Mediterranean Chef Cafe
The same delicious, exotic foods offered by the Mediterranean Chef brand taste even better when sampled in its Cafe
Reviewed by Mick Vann, Fri., July 13, 2012
Mediterranean Chef Cafe5908 Aurora, 970-9150
Monday-Friday, 9am-8pm; Saturday, 10am-8pm; closed Sunday
Nikki Kaya, the Mediterranean chef mentioned in the name of the restaurant, is a chemical engineer by trade, and an émigré from Istanbul, Turkey. She arrived here in 1995, after paying her dues as a lab rat (the term scientists use for those who toil selflessly in labs, analyzing and logging data) in nutritional analysis laboratories in Istanbul. She repeated that task here, before working her way up to become a food service director for corporate accounts, and taking French culinary classes. She came already armed with a wealth of culinary knowledge, having learned how to cook the dishes of her homeland at the side of her mother and grandmother, but her job background prepared her perfectly for manufacturing food. If the brand name Mediterranean Chef sounds familiar, that's probably because you've seen its products at local and area farmers' markets and on the shelf at local groceries such as Whole Foods, Central Market, and Fresh Plus. It also caters, and will deliver wholesale orders for a price.

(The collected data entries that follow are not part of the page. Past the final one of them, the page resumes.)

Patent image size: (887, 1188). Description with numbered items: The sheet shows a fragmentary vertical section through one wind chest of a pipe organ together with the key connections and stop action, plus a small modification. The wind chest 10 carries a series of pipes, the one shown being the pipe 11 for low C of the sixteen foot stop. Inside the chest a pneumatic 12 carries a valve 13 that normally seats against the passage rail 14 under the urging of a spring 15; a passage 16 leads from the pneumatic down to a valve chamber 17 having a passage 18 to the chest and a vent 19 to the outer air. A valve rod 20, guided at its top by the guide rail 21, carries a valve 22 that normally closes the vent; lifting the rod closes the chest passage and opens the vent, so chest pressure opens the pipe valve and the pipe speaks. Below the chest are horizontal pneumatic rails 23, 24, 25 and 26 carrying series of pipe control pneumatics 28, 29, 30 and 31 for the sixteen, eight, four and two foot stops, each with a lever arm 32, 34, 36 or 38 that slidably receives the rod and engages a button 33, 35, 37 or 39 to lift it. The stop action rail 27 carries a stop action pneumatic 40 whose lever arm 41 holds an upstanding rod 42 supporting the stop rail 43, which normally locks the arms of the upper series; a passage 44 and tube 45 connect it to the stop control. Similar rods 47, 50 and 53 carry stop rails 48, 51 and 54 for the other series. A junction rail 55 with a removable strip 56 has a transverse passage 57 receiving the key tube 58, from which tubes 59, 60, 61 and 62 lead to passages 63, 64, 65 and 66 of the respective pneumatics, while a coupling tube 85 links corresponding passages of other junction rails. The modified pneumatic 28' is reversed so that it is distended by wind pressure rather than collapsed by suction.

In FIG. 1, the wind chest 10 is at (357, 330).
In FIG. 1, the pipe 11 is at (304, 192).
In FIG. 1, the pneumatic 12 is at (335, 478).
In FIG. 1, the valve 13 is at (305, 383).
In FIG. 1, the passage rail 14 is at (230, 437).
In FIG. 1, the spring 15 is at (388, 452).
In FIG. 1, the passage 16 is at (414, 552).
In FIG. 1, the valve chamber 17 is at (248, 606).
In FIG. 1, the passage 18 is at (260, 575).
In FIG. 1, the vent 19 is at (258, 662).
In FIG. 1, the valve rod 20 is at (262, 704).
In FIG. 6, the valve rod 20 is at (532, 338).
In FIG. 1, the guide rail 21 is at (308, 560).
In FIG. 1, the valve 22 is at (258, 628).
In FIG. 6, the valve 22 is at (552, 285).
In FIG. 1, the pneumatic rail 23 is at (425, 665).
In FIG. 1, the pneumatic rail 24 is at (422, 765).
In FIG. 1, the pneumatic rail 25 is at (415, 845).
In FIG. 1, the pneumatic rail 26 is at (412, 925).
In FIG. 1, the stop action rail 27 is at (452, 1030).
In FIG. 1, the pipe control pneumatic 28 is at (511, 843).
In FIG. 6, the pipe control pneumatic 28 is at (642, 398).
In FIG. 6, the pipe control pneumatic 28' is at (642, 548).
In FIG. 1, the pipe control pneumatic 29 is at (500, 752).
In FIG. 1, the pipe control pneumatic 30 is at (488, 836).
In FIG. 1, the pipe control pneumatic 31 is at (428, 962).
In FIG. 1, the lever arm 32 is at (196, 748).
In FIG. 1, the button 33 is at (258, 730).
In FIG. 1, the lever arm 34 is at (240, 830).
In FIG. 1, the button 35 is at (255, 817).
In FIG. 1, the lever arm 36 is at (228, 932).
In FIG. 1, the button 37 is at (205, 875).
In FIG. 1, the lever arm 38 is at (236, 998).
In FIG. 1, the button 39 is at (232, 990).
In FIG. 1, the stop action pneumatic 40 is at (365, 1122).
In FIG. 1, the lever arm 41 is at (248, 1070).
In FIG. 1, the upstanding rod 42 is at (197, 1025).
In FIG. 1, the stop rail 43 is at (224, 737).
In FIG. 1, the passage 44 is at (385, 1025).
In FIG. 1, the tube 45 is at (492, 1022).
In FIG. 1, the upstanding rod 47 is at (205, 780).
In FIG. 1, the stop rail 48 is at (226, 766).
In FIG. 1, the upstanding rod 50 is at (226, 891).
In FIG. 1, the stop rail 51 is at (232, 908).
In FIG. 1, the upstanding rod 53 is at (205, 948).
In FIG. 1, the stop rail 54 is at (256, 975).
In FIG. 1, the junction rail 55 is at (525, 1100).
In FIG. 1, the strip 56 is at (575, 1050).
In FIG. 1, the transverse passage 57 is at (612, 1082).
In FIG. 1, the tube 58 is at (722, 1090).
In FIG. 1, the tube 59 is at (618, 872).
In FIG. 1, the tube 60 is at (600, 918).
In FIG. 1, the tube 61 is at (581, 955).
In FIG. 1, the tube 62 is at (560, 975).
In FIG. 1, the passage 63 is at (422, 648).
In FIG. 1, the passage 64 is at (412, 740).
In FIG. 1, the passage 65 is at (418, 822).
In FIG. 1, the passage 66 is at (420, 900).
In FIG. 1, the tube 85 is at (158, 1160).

The cafe part of the equation involves the spare but comfy seating area in front of the Mediterranean Chef's concrete-block building on Aurora; it sits halfway between North Lamar and Grover, going north off of Koenig, west of Lamar, and just west of that big water tank. With a spacious, tree-shaded parking lot and a groovy Mediterraneanish mural on the side, it's easy to spot. You order at the counter, the food is delivered quickly, and you pay as you leave. The pricing can be confusing, since the cafe charges by the pound ($7.99 per pound), but we ordered a "little bit of everything," including two pita wraps and baklava, and the price was very reasonable.
The pita wraps come stuffed with lamb and beef, or chicken, and are generously filled with lettuce, tomato, sautéed onions, feta, jalapeños, and a tart tatziki sauce. We preferred the lamb and beef over the chicken, but found both options moist and flavorful. I know whole wheat pita is healthier, but I'd actually rather have a plain white pita; still, both are great, even if you force me into whole wheatdom. The falafel, which we had heard raves about, was the weak point of the visit. Frankly, we found it cooked nicely, but dry and under-seasoned; the phrase "bland hush puppy" escaped my lips.
The pies, which come in two versions, are fantastic. The spinach pie is in a golden-brown, flaky phyllo cocoon, and has an ample stuffing of spinach, onion, and feta, seasoned with dill and a few caraway seeds. The meat pie uses sautéed, grass-fed beef, new potatoes, and onion, wrapped in that same crunchy pillow. Grandma's Humus is made with organic garbanzos, tahini, garlic, olive oil, and fresh lemon juice. It comes drizzled with additional olive oil and tastes sprightly and superb; one of the better versions in town. The tabouleh is delicious, using more parsley than you're probably used to, but it has an assertive flavor that really jumps out and grabs you.
We loved the beet salad: a creamy mélange of beets, sour cream, lemon, and a touch of cinnamon – very refreshing. The vegetarian dolmas (stuffed grape leaves) are tasty, tubular treats, filled with rice, herbs, garlic, lemon, and olive oil. My dining companion fancies himself a dolma connoisseur, and he declared them to be among the best he's had in town. I like that they weren't smothered in olive oil, and had some real flavor to them. We liked the baba ghanoush as well: creamy, complex, and with a delicate smokiness from the grilled eggplant; an excellent version. Baklava ($1.95) is so often a dripping, overly sweet mess, drowned in honey. Here, it manages to be flaky, with a crumbly, rich pecan filling, and a light syrup of spiced honey. Well done, madam! We have to put Mediterranean Chef Cafe way up there in the top tier of Mideast venues.